Asma runs an all woman kitchen, providing employment opportunities with single shift scheduling enabling women who otherwise would not be able to work due to time commitments.

Darjeeling Express is shut on Sundays, so the staff can spend time with their families, unless Asma runs one of her occasional biryani supperclubs. She now offers her kitchen and premises to other women who want to try running a supperclub out of a professional kitchen. What a wonderful, supportive way to encourage new entrepreneurs. And what a fantastic way for us customers to get to try new styles of cooking.

Our first supperclub experience (after 3 whole years of living in London) was Philippino Cuisine at Mae's - Pepe's Kitchen. I'm now constantly on the lookout for supper clubs that offer authentic homestyle cooking, especially those cuisines that are under represented in the restaurant arena.

Wincie Wong's Burmese Supper club on Mothers Day, was a fantastic fit to what I was looking for. She promised to cook some of her Mothers favourite dishes for the day. What a wonderful way to honour, remember and celebrate her memory.

When we arrived, there was a bowl of Burmese spiced nuts awaiting us on the table, made by Wincie herself. So moreish, we could not stop eating them until the bowl was wiped clean. Being in public, we restrained ourselves, from the next step.

The first course was Palata with Burmese Chicken & Potato Curry - the famous Burmese "thousand layer bread" called Palata was a favourite in her household growing up. It was served with a bright chicken curry made with flavours of turmeric, ginger and lemongrass. This dish was a cross between a paratha and a samosa. As much stuffing as a nice plump samosa, but the dough was more like a paratha. I'd say the closest I have come to something like this in Indian cusisine is the Hyderabadi lukmi.

It was served with a side of pickled radish/mooli and cucumber. The sweet tartness of the pickles and their crisp texture, was a wonderful contrast to the fried palatas.
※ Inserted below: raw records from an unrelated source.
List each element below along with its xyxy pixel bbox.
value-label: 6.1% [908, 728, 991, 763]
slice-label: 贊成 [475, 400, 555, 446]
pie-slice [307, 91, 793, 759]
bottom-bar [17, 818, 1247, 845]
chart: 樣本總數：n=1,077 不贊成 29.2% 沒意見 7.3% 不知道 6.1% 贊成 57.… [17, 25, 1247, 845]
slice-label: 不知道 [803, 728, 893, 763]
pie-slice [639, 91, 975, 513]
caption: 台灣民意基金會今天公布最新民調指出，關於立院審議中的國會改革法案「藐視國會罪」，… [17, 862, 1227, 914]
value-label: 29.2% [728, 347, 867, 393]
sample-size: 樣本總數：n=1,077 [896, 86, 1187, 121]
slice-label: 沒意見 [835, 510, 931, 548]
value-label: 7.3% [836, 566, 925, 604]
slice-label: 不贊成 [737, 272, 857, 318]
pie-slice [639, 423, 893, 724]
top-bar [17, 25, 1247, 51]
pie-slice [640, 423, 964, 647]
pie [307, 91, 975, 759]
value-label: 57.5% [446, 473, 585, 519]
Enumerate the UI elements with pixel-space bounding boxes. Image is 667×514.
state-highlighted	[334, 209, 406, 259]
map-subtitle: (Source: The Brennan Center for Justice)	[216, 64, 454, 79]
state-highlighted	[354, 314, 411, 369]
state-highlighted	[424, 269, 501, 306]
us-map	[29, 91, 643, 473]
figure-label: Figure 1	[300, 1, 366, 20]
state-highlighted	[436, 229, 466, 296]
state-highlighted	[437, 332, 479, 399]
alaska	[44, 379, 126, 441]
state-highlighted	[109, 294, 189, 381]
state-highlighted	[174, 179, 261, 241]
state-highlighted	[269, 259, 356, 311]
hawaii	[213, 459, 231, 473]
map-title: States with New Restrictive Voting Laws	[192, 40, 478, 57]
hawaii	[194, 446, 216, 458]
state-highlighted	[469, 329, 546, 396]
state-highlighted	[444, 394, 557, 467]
The main dish was the Mohinga. One of the most famous dishes of Burma, usually eaten for breakfast, surprisingly it is not as well known as khao suey outside of Burma. Mohinga is a fish (fish balls actually) stew with rice noodles served with all the trimmings: yellow split pea crackers (beh kyaw), hardboiled eggs, coriander, chili flakes and a wedge of lime. Each diner, mixes their choice of toppings on the noodles and stew. Then you can either mix it all up so that the flavours mingle and diffuse, or sprinkle a little at a time on each spoon.

The soup was coconut based, but very light - more soupy than curry. We obviously added a generous amount of chilli, lime and coriander for a powerful kick. The chopped red onions were a good touch too.

Dessert was Coconut Pancakes. I was expecting Asian style thin pancakes, but Wincie's mother (who relocated from Burma to USA) loved eating American style pancakes on the weekend. Wincie's twist on it was Coconut pancakes, served with a warm Jaggery Butter and blueberry (her mothers favourite fruit) compote.

I'm not a fan of the thick American pancakes, I prefer crepes, but these were the right size, the baking soda wasn't over powering and the jaggery in the butter and the compote was absolutely delicious.

This was followed by milky Burmese tea. I don't drink milk with tea, but the husband quite enjoyed this at the end of his meal.

I know that she catered for a vegetarian on the table next to ours. Just check with her, if you have any dietary requirements before booking. She responds very quickly.

There was no shrimp in this menu, but Wincie assured me that she could substitute shrimp or skip it in her 25th March supperclub. Something else came up, so I could not book that supperclub. I do however look forward to her next one.